If it were mine to own
the lustre of a thousand rubies red,
a diamond cluster bright
as a sparkling mountain stream,
if all my days were filled with sapphire skies
and fields of emerald green,
and if these tears upon my cheeks
were droplets made of pearls
none could take away
the ache behind my eyes
just for one fleeting glimpse of her.

by Tom McFerran

 

 

Pauline, my love.

I was sitting thinking this morning of the day some eleven years ago (seems just like weeks away) when you said to me … when you caught me crying … “Tom, don’t cry, no matter what happens, I will not leave you.  How can I, where can I go, Tom? There’s nowhere to go but here. For the present though, to reach across today, we must be very, very brave.”

How time has flown and how your words have stayed with me and sustained me over these years without you. Sometimes though dear love, I feel so alone, even though it is as it were you are by my side and inside me always, at times I feel your presence so intimately; how could it not be so, for the essence that is you is the same essence that is me. There is only one essence and we both are that, all things are that.
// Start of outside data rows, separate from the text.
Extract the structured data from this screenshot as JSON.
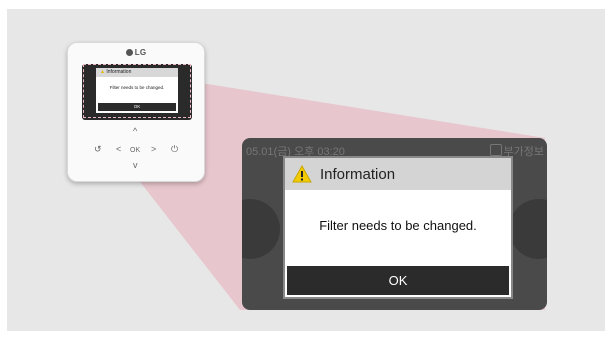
{
  "remote": {
    "brand": "LG",
    "mini_dialog": {
      "title": "Information",
      "message": "Filter needs to be changed.",
      "ok_label": "OK"
    },
    "buttons": {
      "up": "^",
      "left": "<",
      "ok": "OK",
      "right": ">",
      "down": "v",
      "back": "↺",
      "power": "⏻"
    }
  },
  "screen": {
    "status_left": "05.01(금) 오후 03:20",
    "status_right": "부가정보"
  },
  "dialog": {
    "title": "Information",
    "message": "Filter needs to be changed.",
    "ok_label": "OK",
    "warning_color": "#f2cc00"
  },
  "icons": [
    "lg-logo-icon",
    "warning-icon",
    "back-icon",
    "power-icon",
    "info-icon"
  ]
}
It was so hard at first to accept that you were for ever physically absent, but I have come to accept the situation. And yet, I still miss you beyond imagination, so much so that I started in my feeble way, and with an inept ability to write poems about and to you (I have always hoped that you liked them when you read them.) which would make my efforts worthwhile.

 

“In the twilight
in this lamp lit grove,
summer,
the smell of musk and closeness,
entwined limbs.
mingled breath,
and in a drawn out kiss we merged into each other.
And now this evening, now you have gone
.   .   .   and reading by moonlight
the book of you,
I read about the pain between the lines
on your lovely leaving face
and then I wept”
Soon I will write again, till then dear heart.

by Tom McFerran

 

 

Pauline, look

It is so strange,
this my loving you when you aren’t here,
this lingering lasting presence,
returning, again and yet again,
this feeling you are here.
Yesterday I walked along the beach
gathering driftwood, pieces of dreams,
sea gull feathers and sea shells for your Ikebana arrangements,
out on the horizon on the edges of the sea
someone hailing me,
. . . “She is not there to give them to,”
and yet, when I saw the great heron
fishing in the shallows
again I forgot
that you aren’t here,
I cried aloud as I am wont to do
. . .  “Pauline, Pauline look!”
and then I knew, somehow I knew,
that you were here
and that you’d already looked.

by Tom McFerran

 

Suddenly

Without reasons, causes, preconceived ideas
softly you tip-toed into me
entering every corner of my heart,
you touched me, intimately,
suddenly,
I knew that we never were apart.
Sweetly, quietly,
in the deep silence something stirred,
uncoiled,
unwrapped itself from sleep,
expanded, exploded,
burst through the shackles which enclosed my heart,
suddenly,
I knew that as one bird we both could fly.

by Tom McFerran

 

 

Your leaving eyes

It rained last night
and all the fields were wet with tears,
there’s an old oak in the forest glen
I visit every now and then
even he looked sad today
something told him you must go upon your journey,
that you would slip away.
. . . now, in this twilit hour,
with streaks of purple, red and yellow in the sky
I wondered why
in that half-light of day
you left, without a kiss good-bye,
. . . but, in your leaving eyes
a faintly flickering smile,
and all around the darkening eaves
drifting summer sunlit leaves,
across the meadow wind-blown flowers,
magic moments, memories, all my ivory towers,
behind it all that which you really are,
no fear, no dread,
there’s no such thing as being dead.